Silver Lake is an unincorporated community in Van Zandt County, Texas, United States. According to the Handbook of Texas, the community had a population of 42 in 2000. It is located within the Dallas/Fort Worth Metroplex.

History
The area in what is known as Silver Lake today was first settled as early as 1845. A man named John Jordan surveyed the land and secured title to 30 square miles that covered the salt flats along the Sabine River. This prompted the community to become a station on the Texas and Pacific Railway in 1873 when a depot was built. That same year, G.W. Rive opened a store here. It was named for nearby Silver Lake, which was named either for its silvery appearance or because Native Americans or Mexican settlers in the area hid silver in the lake between 1832 and 1836 to prevent the Texas army from capturing them. On May 7, 1874, Grenville M. Dodge purchased a land grant here and platted it on March 5, 1875. A post office was established at Silver Lake in 1874 and remained in operation until the 1930s. A Grange chapter was then founded here in 1876. A Farmer's Alliance was also established in the community. Silver Lake had a population of 80 in 1914 and had a general store and several businesses. Only a few scattered houses were reported in 1936. During that decade, coal miners came to the area.

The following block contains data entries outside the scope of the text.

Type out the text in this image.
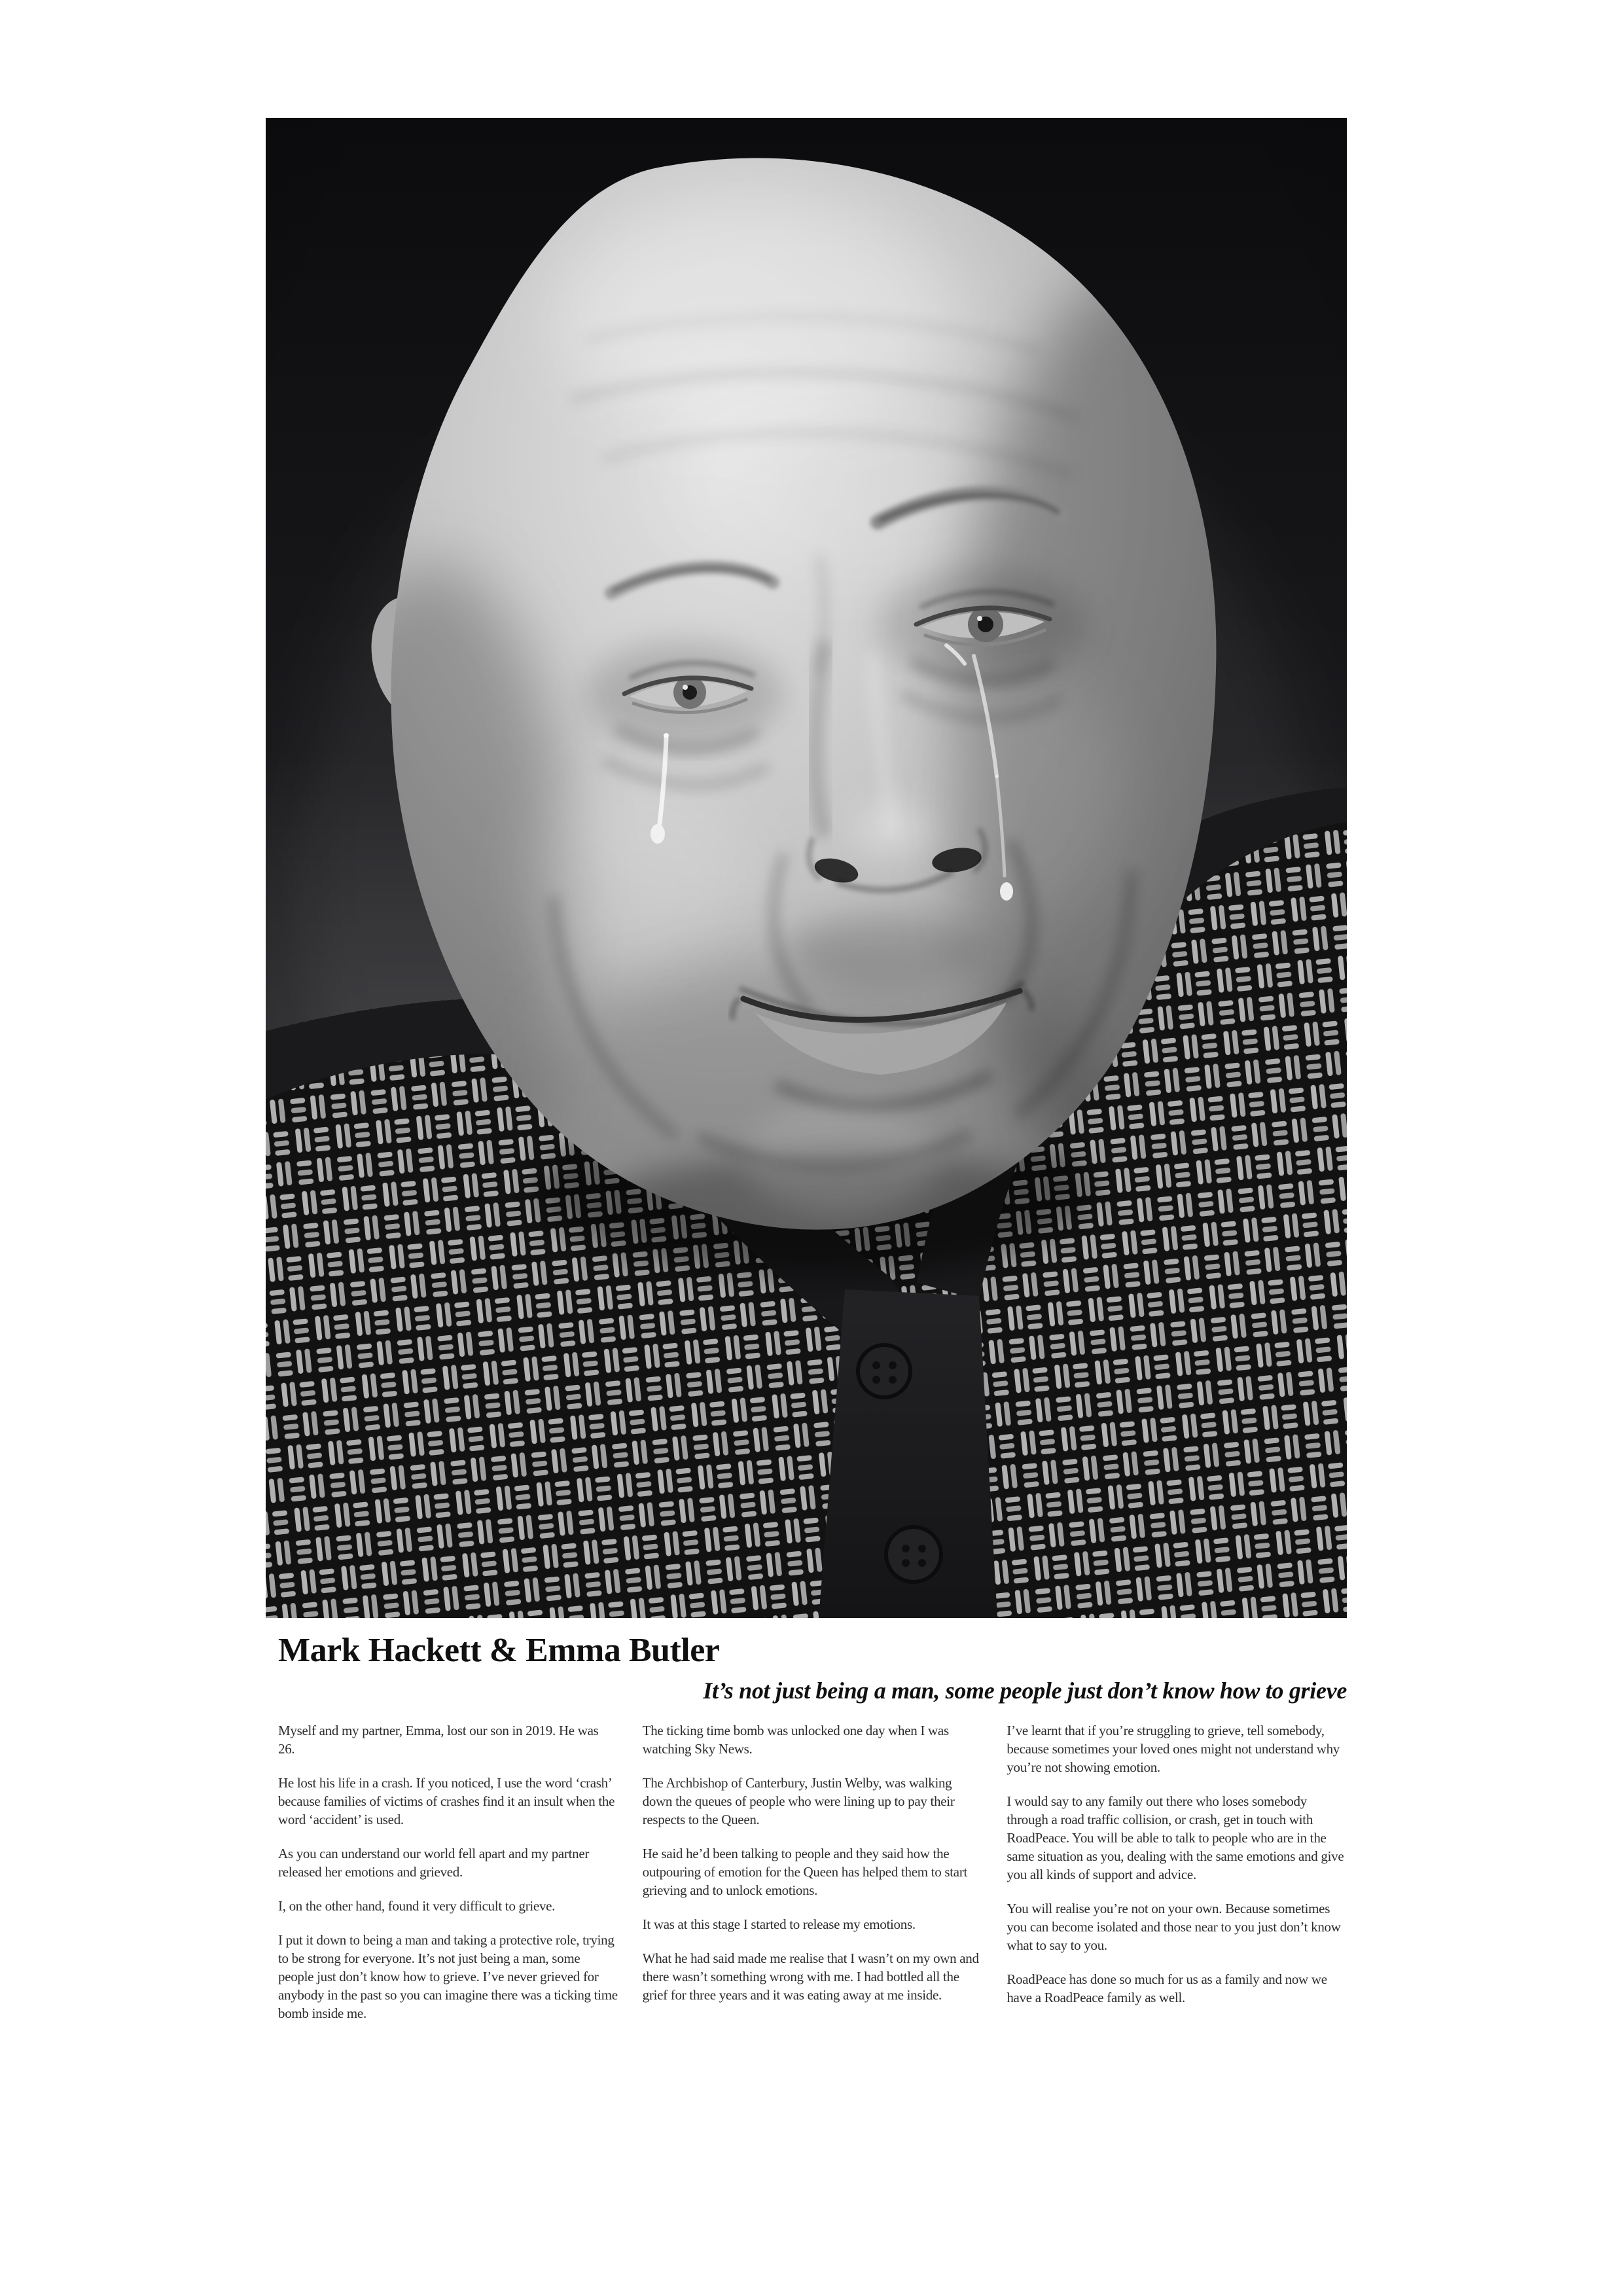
Mark Hackett & Emma Butler

It’s not just being a man, some people just don’t know how to grieve

Myself and my partner, Emma, lost our son in 2019. He was 26.

He lost his life in a crash. If you noticed, I use the word ‘crash’ because families of victims of crashes find it an insult when the word ‘accident’ is used.

As you can understand our world fell apart and my partner released her emotions and grieved.

I, on the other hand, found it very difficult to grieve.

I put it down to being a man and taking a protective role, trying to be strong for everyone. It’s not just being a man, some people just don’t know how to grieve. I’ve never grieved for anybody in the past so you can imagine there was a ticking time bomb inside me.

The ticking time bomb was unlocked one day when I was watching Sky News.

The Archbishop of Canterbury, Justin Welby, was walking down the queues of people who were lining up to pay their respects to the Queen.

He said he’d been talking to people and they said how the outpouring of emotion for the Queen has helped them to start grieving and to unlock emotions.

It was at this stage I started to release my emotions.

What he had said made me realise that I wasn’t on my own and there wasn’t something wrong with me. I had bottled all the grief for three years and it was eating away at me inside.

I’ve learnt that if you’re struggling to grieve, tell somebody, because sometimes your loved ones might not understand why you’re not showing emotion.

I would say to any family out there who loses somebody through a road traffic collision, or crash, get in touch with RoadPeace. You will be able to talk to people who are in the same situation as you, dealing with the same emotions and give you all kinds of support and advice.

You will realise you’re not on your own. Because sometimes you can become isolated and those near to you just don’t know what to say to you.

RoadPeace has done so much for us as a family and now we have a RoadPeace family as well.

The population went down to 50 in 1940, then to 42 from 1974 through 2000. It had another post office, a cemetery, several businesses, and scattered houses in 1988.

Geography
Silver Lake is located at the intersection of U.S. Highway 80 and Farm to Market Road 1255 on the Missouri Pacific Railroad,  northeast of Canton in northeastern Van Zandt County, near the Smith County line.

Education
Silver Lake had its own school in 1890 and had 43 students in 1904. Since 1952, the community has been served by the Grand Saline Independent School District.